The Supreme Judicial Court of Maine reversed the ruling favor of the Bank and sent the case back to the trial court to enter judgment in favor of the Brokerage as well as to determine whether the Brokerage was entitled to its attorney fees.  The court determined that the listing agreement was clear in its language that the Brokerage was entitled to receive half of all forfeited earnest money, up to the limit of a full commission.  Therefore, the court ruled that the Brokerage had a contractual right to receive half of the forfeited earnest money.

The Bank argued that the Brokerage was not entitled to retain the escrowed funds because it wasn’t forfeited earnest money, as the buyer and the Bank had reached a settlement regarding the distribution of the funds.  The court rejected this argument, finding that the escrowed funds were still forfeited earnest money and the settlement hadn’t changed this fact.

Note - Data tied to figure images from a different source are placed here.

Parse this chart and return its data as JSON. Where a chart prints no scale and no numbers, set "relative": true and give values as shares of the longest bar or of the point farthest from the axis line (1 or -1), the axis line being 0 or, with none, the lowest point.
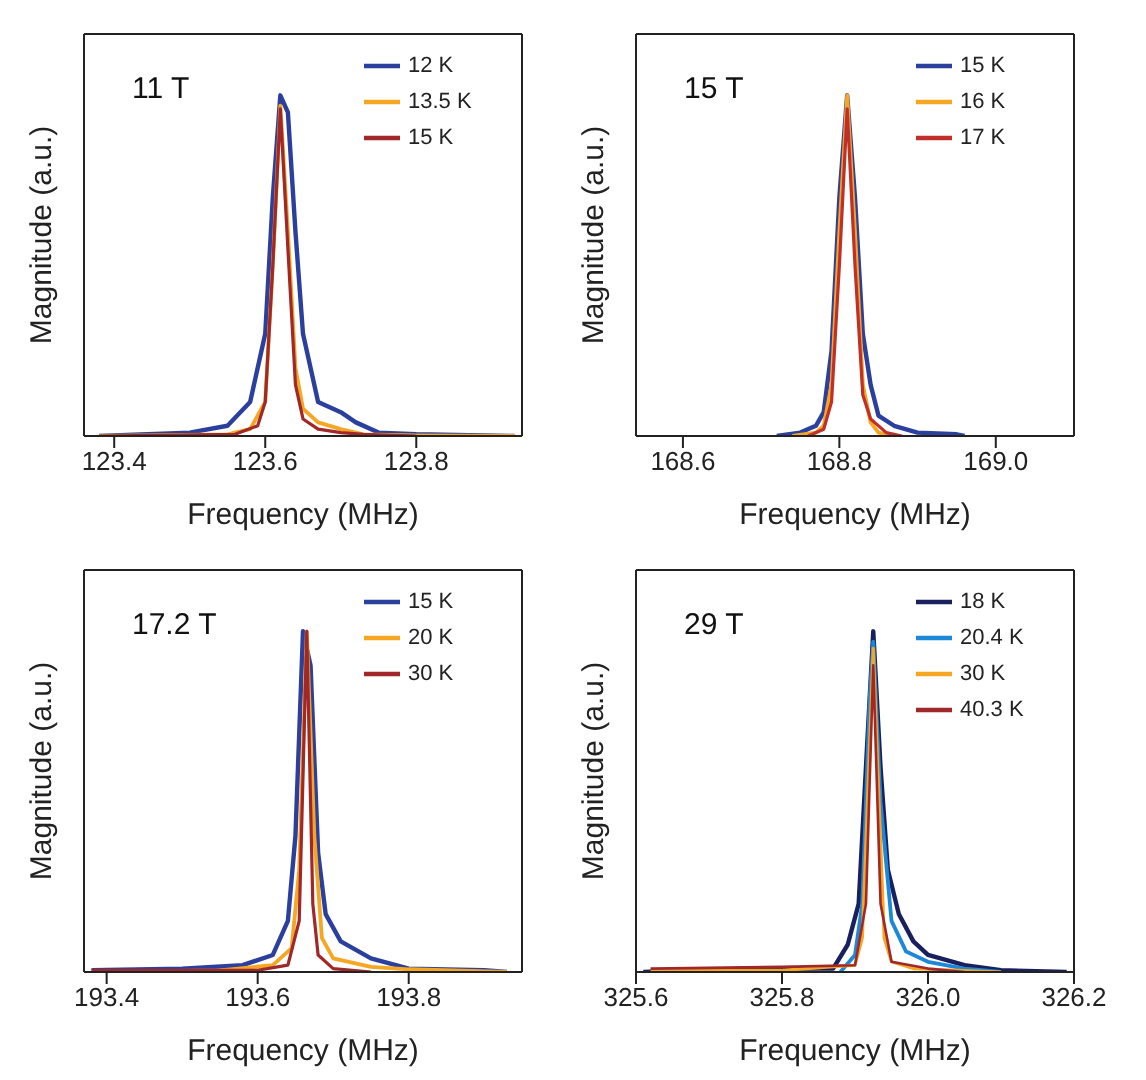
{
  "chart_data": [
    {
      "type": "line",
      "relative": true,
      "xlabel": "Frequency (MHz)",
      "ylabel": "Magnitude (a.u.)",
      "annotations": [
        "11 T"
      ],
      "xlim": [
        123.36,
        123.94
      ],
      "xticks": [
        123.4,
        123.6,
        123.8
      ],
      "legend": "top right",
      "marker": "none",
      "line_style": "solid",
      "series": [
        {
          "name": "12 K",
          "color": "#2b3f9e",
          "x": [
            123.38,
            123.5,
            123.55,
            123.58,
            123.6,
            123.61,
            123.62,
            123.63,
            123.64,
            123.65,
            123.67,
            123.7,
            123.72,
            123.75,
            123.8,
            123.93
          ],
          "values": [
            0,
            0.01,
            0.03,
            0.1,
            0.3,
            0.7,
            1,
            0.95,
            0.6,
            0.3,
            0.1,
            0.07,
            0.04,
            0.01,
            0.005,
            0
          ]
        },
        {
          "name": "13.5 K",
          "color": "#f5a623",
          "x": [
            123.38,
            123.55,
            123.58,
            123.6,
            123.61,
            123.62,
            123.63,
            123.64,
            123.65,
            123.67,
            123.7,
            123.73,
            123.8,
            123.93
          ],
          "values": [
            0,
            0.005,
            0.02,
            0.1,
            0.5,
            0.97,
            0.6,
            0.2,
            0.08,
            0.04,
            0.02,
            0.005,
            0.002,
            0
          ]
        },
        {
          "name": "15 K",
          "color": "#a0282a",
          "x": [
            123.38,
            123.56,
            123.59,
            123.6,
            123.61,
            123.62,
            123.63,
            123.64,
            123.65,
            123.67,
            123.7,
            123.73,
            123.8
          ],
          "values": [
            0,
            0.005,
            0.03,
            0.1,
            0.5,
            0.96,
            0.55,
            0.15,
            0.05,
            0.02,
            0.01,
            0.005,
            0
          ]
        }
      ]
    },
    {
      "type": "line",
      "relative": true,
      "xlabel": "Frequency (MHz)",
      "ylabel": "Magnitude (a.u.)",
      "annotations": [
        "15 T"
      ],
      "xlim": [
        168.54,
        169.1
      ],
      "xticks": [
        168.6,
        168.8,
        {
          "value": 169,
          "label": "169.0"
        }
      ],
      "legend": "top right",
      "marker": "none",
      "line_style": "solid",
      "series": [
        {
          "name": "15 K",
          "color": "#2b3f9e",
          "x": [
            168.72,
            168.75,
            168.77,
            168.78,
            168.79,
            168.8,
            168.81,
            168.82,
            168.83,
            168.84,
            168.85,
            168.87,
            168.9,
            168.95,
            168.96
          ],
          "values": [
            0,
            0.01,
            0.03,
            0.07,
            0.25,
            0.7,
            1,
            0.7,
            0.3,
            0.15,
            0.06,
            0.03,
            0.01,
            0.005,
            0
          ]
        },
        {
          "name": "16 K",
          "color": "#f5a623",
          "x": [
            168.74,
            168.77,
            168.78,
            168.79,
            168.8,
            168.81,
            168.82,
            168.83,
            168.84,
            168.85,
            168.87
          ],
          "values": [
            0,
            0.01,
            0.03,
            0.15,
            0.6,
            1,
            0.6,
            0.15,
            0.04,
            0.01,
            0
          ]
        },
        {
          "name": "17 K",
          "color": "#c0302a",
          "x": [
            168.76,
            168.78,
            168.79,
            168.8,
            168.81,
            168.82,
            168.83,
            168.84,
            168.86,
            168.88
          ],
          "values": [
            0,
            0.02,
            0.1,
            0.5,
            0.96,
            0.5,
            0.12,
            0.05,
            0.01,
            0
          ]
        }
      ]
    },
    {
      "type": "line",
      "relative": true,
      "xlabel": "Frequency (MHz)",
      "ylabel": "Magnitude (a.u.)",
      "annotations": [
        "17.2 T"
      ],
      "xlim": [
        193.37,
        193.95
      ],
      "xticks": [
        193.4,
        193.6,
        193.8
      ],
      "legend": "top right",
      "marker": "none",
      "line_style": "solid",
      "series": [
        {
          "name": "15 K",
          "color": "#2b3f9e",
          "x": [
            193.38,
            193.5,
            193.58,
            193.62,
            193.64,
            193.65,
            193.66,
            193.67,
            193.68,
            193.69,
            193.71,
            193.75,
            193.8,
            193.9,
            193.93
          ],
          "values": [
            0.005,
            0.01,
            0.02,
            0.05,
            0.15,
            0.4,
            1,
            0.9,
            0.35,
            0.17,
            0.09,
            0.04,
            0.01,
            0.005,
            0
          ]
        },
        {
          "name": "20 K",
          "color": "#f5a623",
          "x": [
            193.38,
            193.55,
            193.62,
            193.645,
            193.655,
            193.665,
            193.675,
            193.685,
            193.7,
            193.75,
            193.8,
            193.93
          ],
          "values": [
            0,
            0.005,
            0.02,
            0.07,
            0.3,
            1,
            0.4,
            0.1,
            0.04,
            0.015,
            0.008,
            0
          ]
        },
        {
          "name": "30 K",
          "color": "#a0282a",
          "x": [
            193.38,
            193.6,
            193.64,
            193.655,
            193.665,
            193.673,
            193.68,
            193.7,
            193.75
          ],
          "values": [
            0.005,
            0.005,
            0.02,
            0.15,
            1,
            0.2,
            0.05,
            0.01,
            0
          ]
        }
      ]
    },
    {
      "type": "line",
      "relative": true,
      "xlabel": "Frequency (MHz)",
      "ylabel": "Magnitude (a.u.)",
      "annotations": [
        "29 T"
      ],
      "xlim": [
        325.6,
        326.2
      ],
      "xticks": [
        325.6,
        325.8,
        {
          "value": 326,
          "label": "326.0"
        },
        326.2
      ],
      "legend": "top right",
      "marker": "none",
      "line_style": "solid",
      "series": [
        {
          "name": "18 K",
          "color": "#1a1f5e",
          "x": [
            325.61,
            325.75,
            325.87,
            325.89,
            325.905,
            325.915,
            325.925,
            325.935,
            325.945,
            325.96,
            325.98,
            326.0,
            326.05,
            326.1,
            326.19
          ],
          "values": [
            0,
            0.01,
            0.01,
            0.08,
            0.2,
            0.6,
            1,
            0.6,
            0.3,
            0.17,
            0.09,
            0.05,
            0.02,
            0.005,
            0
          ]
        },
        {
          "name": "20.4 K",
          "color": "#1e88d8",
          "x": [
            325.88,
            325.9,
            325.91,
            325.92,
            325.925,
            325.935,
            325.95,
            325.97,
            326.0,
            326.05,
            326.1
          ],
          "values": [
            0,
            0.05,
            0.2,
            0.8,
            0.97,
            0.5,
            0.15,
            0.06,
            0.03,
            0.01,
            0
          ]
        },
        {
          "name": "30 K",
          "color": "#f5a623",
          "x": [
            325.62,
            325.8,
            325.9,
            325.91,
            325.925,
            325.94,
            325.95,
            325.98,
            326.1
          ],
          "values": [
            0.005,
            0.005,
            0.02,
            0.1,
            0.95,
            0.1,
            0.03,
            0.01,
            0
          ]
        },
        {
          "name": "40.3 K",
          "color": "#a0282a",
          "x": [
            325.62,
            325.8,
            325.9,
            325.915,
            325.925,
            325.935,
            325.95,
            326.0,
            326.05
          ],
          "values": [
            0.01,
            0.015,
            0.02,
            0.2,
            0.9,
            0.2,
            0.03,
            0.01,
            0
          ]
        }
      ]
    }
  ]
}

Next, the court considered the Bank’s argument that the Brokerage had already received a full commission and therefore was not entitled to any additional recovery.  The court found that this argument unpersuasive also, as the Brokerage’s right to recover forfeited earnest money was separate from its right to receive a commission.  Thus, the court reversed the lower court and awarded the Brokerage the remainder of the escrowed funds. 

Finally, the court considered whether the Brokerage was entitled to attorney fees.  Because this would fact-finding, the court sent the case back to the trial court for further proceedings.

Bank of New York Mellon, N.A. v. Re/Max Realty One,  91 A.3d 1059 (Me. 2014).